The paper identifies a controllability problem in LoRA-based text-to-image personalization where a single trigger token fails to reliably evoke the intended concept due to entangled representations.
It attributes the issue to frequent co-occurrence between the trigger token and surrounding prompt context during fine-tuning, which undermines the token’s semantic distinctiveness.
The authors propose Frequency-Aware Dropout (FAD), a parameter-free regularization method that uses co-occurrence analysis and curriculum-inspired scheduling to reduce this entanglement.
Experiments across token-based diffusion models (Stable Diffusion 1.5, SDXL) and natural-language backbones (FLUX, Qwen-Image) show improved prompt controllability, fidelity, stylistic precision, and perceived user quality.
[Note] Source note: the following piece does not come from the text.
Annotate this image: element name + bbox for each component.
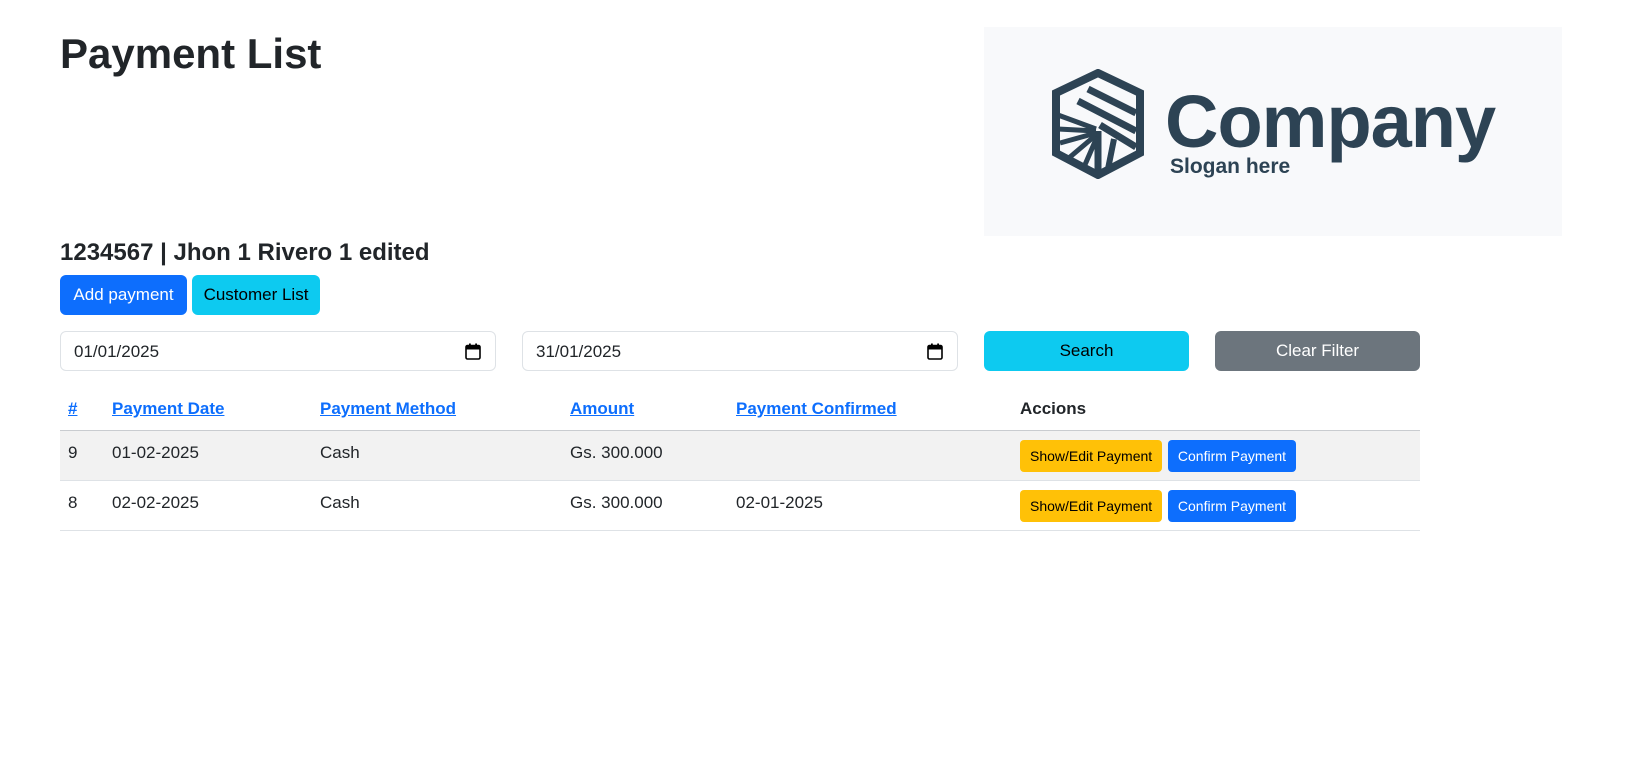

The approach delivers consistent gains without architectural changes or additional parameters, aiming for easy adoption with low extra computational cost.

Abstract

Text-to-image models such as Stable Diffusion have achieved unprecedented levels of high-fidelity visual synthesis. As these models advance, personalization of generative models -- commonly facilitated through Low-Rank Adaptation (LoRA) with a dedicated trigger token -- has become a significant area of research. Previous works have naively assumed that fine-tuning with a single trigger token to represent new concepts. However, this often results in poor controllability, where the trigger token alone fails to reliably evoke the intended concept. We attribute this issue to the frequent co-occurrence of the trigger token with the surrounding context during fine-tuning, which entangles their representations and compromises the token's semantic distinctiveness. To disentangle this, we propose Frequency-Aware Dropout (FAD) -- a novel regularization technique that improves prompt controllability without adding new parameters. FAD consists of two key components: co-occurrence analysis and curriculum-inspired scheduling. Qualitative and quantitative analyses across token-based diffusion models (SD~1.5 and SDXL) and natural language--driven backbones (FLUX and Qwen-Image) demonstrate consistent gains in prompt fidelity, stylistic precision, and user-perceived quality. Our method provides a simple yet effective dropout strategy that enhances controllability and personalization in text-to-image generation. Notably, it achieves these improvements without introducing additional parameters or architectural modifications, making it readily applicable to existing models with minimal computational overhead.